Rezension

Beeindruckender Roman über die Besetzung des Gezi Parks 2013

Die Tage von Gezi - Martin Niessen

Die Tage von Gezi
von Martin Niessen

Bewertet mit 4.5 Sternen

 

Handlung

Im Mai 2013 entstand in Istanbul eine Protestbewegung, die wochenlang zunächst gegen die Bebauung des Gezi Parks und später genrell gegen die autoritäre Politik Recep Tayyip Erdoğans demonstrierte. Dieser reagierte auf die überwiegend friedlichen Proteste, die von Studierenden ausgingen aber schon bald von großen Teilen der Gesellschaft getragen wurde, mit unfassbar brutaler Polizeigewalt, willkürlichen Verhaftungen und verbalen Provokationen. Die Protestbewegung kämpfte dagegen mit jenen Waffen an, die auch schon bei der Occupy-Bewegung in Ägypten eine große Rolle spielten: Humor, Kreativität und das Internet.

Der Autor Martin Niesen, der hauptberuflich als Auslandsreporter des ZDF arbeitet, bekam die Ereignisse um den Gezi Park vor Ort live mit. In „Die Tage von Gesi“ verpackte er seine Beobachtungen mit politischem Hintergrundmaterial in eine Romanform. Aus der Sicht fiktiver Personen werden die damaligen Ereignisse wiedergegeben. Wie wurde aus der wohlerzogenen und politisch eher desinteressierten Studentin Mine über Nacht eine politische Aktivistin? Wie verhält sich ihr Mann, der als Polizist den Auftrag erhält, gegen die Demonstrationen vorzugehen?
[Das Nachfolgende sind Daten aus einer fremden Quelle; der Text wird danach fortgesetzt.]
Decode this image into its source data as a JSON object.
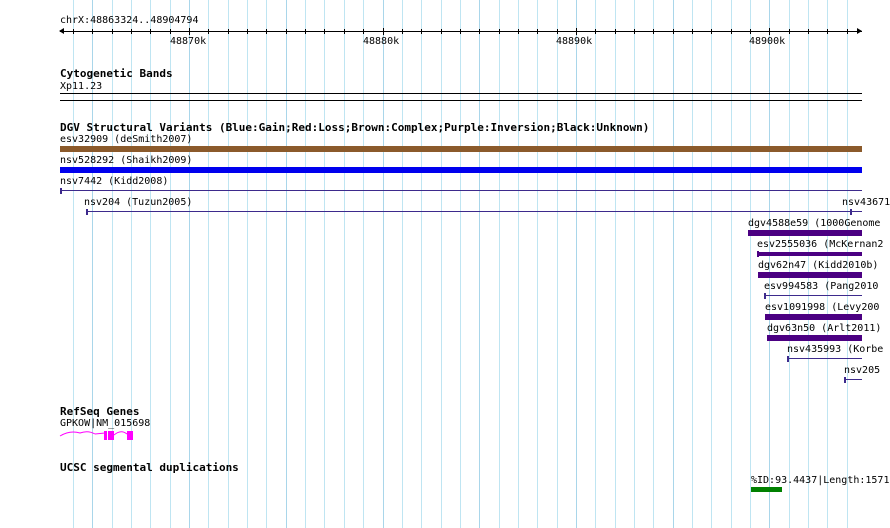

Ist Kathrin, die Deutsche ist, aber in Istanbul arbeitet, angesichts der brutalen Polizeigewalt moralisch verpflichtet, sich in einen Konflikt einzumischen, der ein Land betrifft, in dem sie sich nur als „Gast“ fühlt? Und kann Marc, ein Journalist vor Ort, angesichts der Ungerechtigkeiten und Unmenschlichkeiten, die er erlebt, seine journalistischen Grundsätze von Objektivität bewahren?

 

Meinung

Mir hat die Idee, die Tage von Gezi aus verschiedenen Perspektiven darzustellen, außerordentlich gut gefallen, da es so möglich wird, ein vielschichtiges Bild von den Protesten zu zeichnen und unterschiedliche Blickwinkel einzunehmen. Darüber hinaus ermöglicht es die Roman-Form des Buches, sich mit den Protestierenden zu identifizieren und ein Stück weit zu verstehen, was sie antrieb. Insofern erscheint mir das Buch sehr viel wertvoller als ein reiner Tatsachenbericht oder eine nüchterne Reportage, da es nicht nur die Ereignisse wiedergibt, sondern ermöglicht, auch ein Verständnis für den Unmut in der Bevölkerung zu entwickeln. Der Roman ist darüber hinaus geschickt mit politischen Hintergrundinformationen gespickt, die einen Einblick in politische Landschaft und die Gesellschaft der Türkei zu geben. So war mir, obwohl ich sehr viel Zeitung lese und politisch interessiert bin, vor dem Buch beispielsweise nicht bewusst, wie tief gespalten die türkische Gesellschaft ist und wie groß die Kluft zwischen dem konservativen und religiösen Teil auf der einen und dem wohlhabenderen, gebildeteren und westlich orientierten Teil der Gesellschaft auf der anderen Seite ist. Auch die in Westeuropa oft ungläubig wahrgenommene Popularität Erdoğans wird verständlich, wenn der Autor den wirtschaftlichen Aufschwung der Türkei in den letzten Jahren beschreibt, wenngleich seine Aussagen zu Demokratie und Frauen weiterhin schockieren.

 

Fazit

Aus all diesen Gründen hat mich „Die Tage von Gezi“ sehr beeindruckt. Wer einen klassischen Roman erwartet, wird von dem Buch vielleicht enttäuscht werden, da der Autor sich akribisch an die realen Vorgänge hält, statt eine perfekt konstruierte Geschichte vorzulegen. Allen, die sich für Politik, demokratische Bewegungen oder die Türkei generell interessieren, kann ich dieses Buch jedoch nur ans Herz legen. Für alle, die diesen Sommer noch in Istanbul Urlaub machen und sich auch ein wenig für die Menschen in ihrem Urlaubsland interessieren, sollte dieses Buch meiner Ansicht nach ohnehin Pflichtlektüre sein. Mir hat es auf jeden Fall mehr Einblicke in diese faszinierende Stadt am Bosporus gegeben, als meine Reiseführer und so manche Reportage.